I’ve been saying goodbye to this place for so long now, thanking it, thanking Heaven, tomorrow I’ll do it formally and with some finality. I’m grateful for this.

In the midst of it all, these happenings and rushing waters that I could only do my best to keep my head above water throughout, the kindest hearts have shown up in our lives like the spring carpet of flowers in the front meadow. Human hearts and the animals alike (especially our deer) have been such gentle companions as we learn to release what was only ever on loan to us but that we have loved with our whole hearts.


That was it. That was my last entry until we were on the road, at our first campsite. 


May 16, 2023 excerpt from my Diary of a Woman Healing in our Slice of Wilds:
Nehalem Bay state Park, tent camping site A47:

Our first night camp was sweet and the kids just asked me if they could walk to the ocean, a couple through the woods with moose and deer making noise behind us and three down a trail. My heart is full and I had the words go through my mind: I love this life.

Wow.

Wow.

 


I still have so much wonder over this. Over the way totally sincere sorrow-full tears can flow into sacred awe…I think it stands tantamount to, as Agur said,

“There are three things that amaze me—no, four things that I don’t understand: how an eagle glides through the sky,
how a snake slithers on a rock,
how a ship navigates the ocean,
how a man loves a woman.”

-The sayings of Agur, Proverbs 30:18&19 (emphasis added mine)

Or, to quote Rumi again:

“Sorrow prepares you for joy.”

So counter intuitive, and yet, such. a. true. story.

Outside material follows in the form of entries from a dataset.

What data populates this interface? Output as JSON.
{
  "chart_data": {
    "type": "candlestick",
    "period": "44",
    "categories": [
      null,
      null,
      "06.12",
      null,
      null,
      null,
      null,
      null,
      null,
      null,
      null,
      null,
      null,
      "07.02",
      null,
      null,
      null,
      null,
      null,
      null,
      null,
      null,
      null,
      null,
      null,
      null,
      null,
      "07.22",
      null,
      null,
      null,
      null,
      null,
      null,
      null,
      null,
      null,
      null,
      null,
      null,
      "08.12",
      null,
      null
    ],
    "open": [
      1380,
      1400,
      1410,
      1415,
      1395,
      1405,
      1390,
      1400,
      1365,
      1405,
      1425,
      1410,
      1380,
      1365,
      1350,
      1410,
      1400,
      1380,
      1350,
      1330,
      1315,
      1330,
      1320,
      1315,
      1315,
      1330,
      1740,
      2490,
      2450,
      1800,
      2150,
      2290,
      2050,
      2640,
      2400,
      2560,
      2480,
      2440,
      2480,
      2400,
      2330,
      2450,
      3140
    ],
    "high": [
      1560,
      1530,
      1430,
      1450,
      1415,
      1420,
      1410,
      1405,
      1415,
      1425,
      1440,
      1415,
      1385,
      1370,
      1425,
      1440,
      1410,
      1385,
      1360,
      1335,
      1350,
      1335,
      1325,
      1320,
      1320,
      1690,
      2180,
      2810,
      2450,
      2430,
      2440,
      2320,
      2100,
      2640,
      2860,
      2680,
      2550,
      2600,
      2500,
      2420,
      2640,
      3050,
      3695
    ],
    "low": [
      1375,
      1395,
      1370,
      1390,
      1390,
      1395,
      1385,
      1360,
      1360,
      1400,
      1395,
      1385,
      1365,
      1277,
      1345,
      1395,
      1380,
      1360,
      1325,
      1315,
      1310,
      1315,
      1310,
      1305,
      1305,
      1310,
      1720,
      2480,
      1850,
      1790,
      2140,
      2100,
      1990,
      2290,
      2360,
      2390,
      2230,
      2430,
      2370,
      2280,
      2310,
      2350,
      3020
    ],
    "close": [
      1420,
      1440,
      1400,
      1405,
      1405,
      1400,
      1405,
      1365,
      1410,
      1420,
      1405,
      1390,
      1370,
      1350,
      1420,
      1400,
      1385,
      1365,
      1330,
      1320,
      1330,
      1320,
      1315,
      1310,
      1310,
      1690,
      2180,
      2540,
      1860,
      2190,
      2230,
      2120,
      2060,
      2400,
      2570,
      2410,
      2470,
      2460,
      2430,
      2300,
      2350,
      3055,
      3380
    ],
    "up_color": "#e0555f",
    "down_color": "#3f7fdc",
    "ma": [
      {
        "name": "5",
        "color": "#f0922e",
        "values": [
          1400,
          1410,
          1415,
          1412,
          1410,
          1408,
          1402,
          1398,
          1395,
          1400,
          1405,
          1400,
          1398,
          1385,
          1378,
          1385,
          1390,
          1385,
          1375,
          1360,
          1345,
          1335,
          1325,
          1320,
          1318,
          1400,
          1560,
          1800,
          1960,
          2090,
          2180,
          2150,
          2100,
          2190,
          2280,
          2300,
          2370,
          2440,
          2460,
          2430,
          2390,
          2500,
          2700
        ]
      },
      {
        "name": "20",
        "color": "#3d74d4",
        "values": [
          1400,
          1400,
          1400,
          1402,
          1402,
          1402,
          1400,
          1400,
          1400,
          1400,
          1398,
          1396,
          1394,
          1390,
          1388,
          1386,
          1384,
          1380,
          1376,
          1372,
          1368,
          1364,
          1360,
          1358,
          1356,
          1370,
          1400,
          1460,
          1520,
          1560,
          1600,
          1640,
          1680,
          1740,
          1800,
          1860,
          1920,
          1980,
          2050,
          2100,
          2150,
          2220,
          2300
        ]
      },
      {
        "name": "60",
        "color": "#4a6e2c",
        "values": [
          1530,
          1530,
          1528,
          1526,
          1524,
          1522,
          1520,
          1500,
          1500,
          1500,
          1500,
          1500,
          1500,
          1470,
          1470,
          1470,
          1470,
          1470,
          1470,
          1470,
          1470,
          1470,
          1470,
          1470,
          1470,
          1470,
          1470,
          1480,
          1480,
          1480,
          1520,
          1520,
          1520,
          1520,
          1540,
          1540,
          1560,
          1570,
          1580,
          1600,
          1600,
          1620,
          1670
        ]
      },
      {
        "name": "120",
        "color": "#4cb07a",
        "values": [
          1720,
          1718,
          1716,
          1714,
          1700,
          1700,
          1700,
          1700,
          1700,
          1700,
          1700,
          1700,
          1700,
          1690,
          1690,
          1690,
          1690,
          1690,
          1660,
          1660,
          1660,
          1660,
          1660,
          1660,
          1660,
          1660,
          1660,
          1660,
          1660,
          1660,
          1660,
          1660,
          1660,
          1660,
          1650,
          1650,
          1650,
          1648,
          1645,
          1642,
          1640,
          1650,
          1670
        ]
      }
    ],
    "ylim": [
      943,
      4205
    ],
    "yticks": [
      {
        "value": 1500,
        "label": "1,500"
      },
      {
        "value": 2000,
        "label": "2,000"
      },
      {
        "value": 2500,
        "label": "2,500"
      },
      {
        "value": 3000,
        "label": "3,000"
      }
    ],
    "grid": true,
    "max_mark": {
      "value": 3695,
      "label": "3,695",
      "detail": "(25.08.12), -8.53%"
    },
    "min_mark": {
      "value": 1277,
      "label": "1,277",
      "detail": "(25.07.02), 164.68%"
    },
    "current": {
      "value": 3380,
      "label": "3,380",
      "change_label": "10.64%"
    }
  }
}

I know this is one of my longer blog posts but stay a minute longer? The next thing I’ve wanted to tell you, and waited so long to say, has written these words of wisdom in my heart in a way that is still beyond speech for me, but I know is time to at least try to say out loud. Please forgive my bluntness as I begin…

Jay and I are divorced. 

I won’t be going into the details of this now, but as I have said many times before and is true in my heart: you are my friends and it was important to me that you know these things. 

We’ve moved. Jay and I. 

I’ve been saying goodbye to this place for so long now, thanking it, thanking Heaven, today I do it formally, publicly, and with some finality. I’m grateful for your witness. It matters.

Some of you, I know, will also feel this grief with me in a very real way. I am sorry for your sorrow too.

Being united and in covenant with Jay was and will always be one of the most important places and times and gifts of my life. In turn, and at the right time, it could be nothing less when it was time to say goodbye. 

“In each moment the fire rages, it will burn away a hundred veils. And carry you a thousand steps toward your goal.”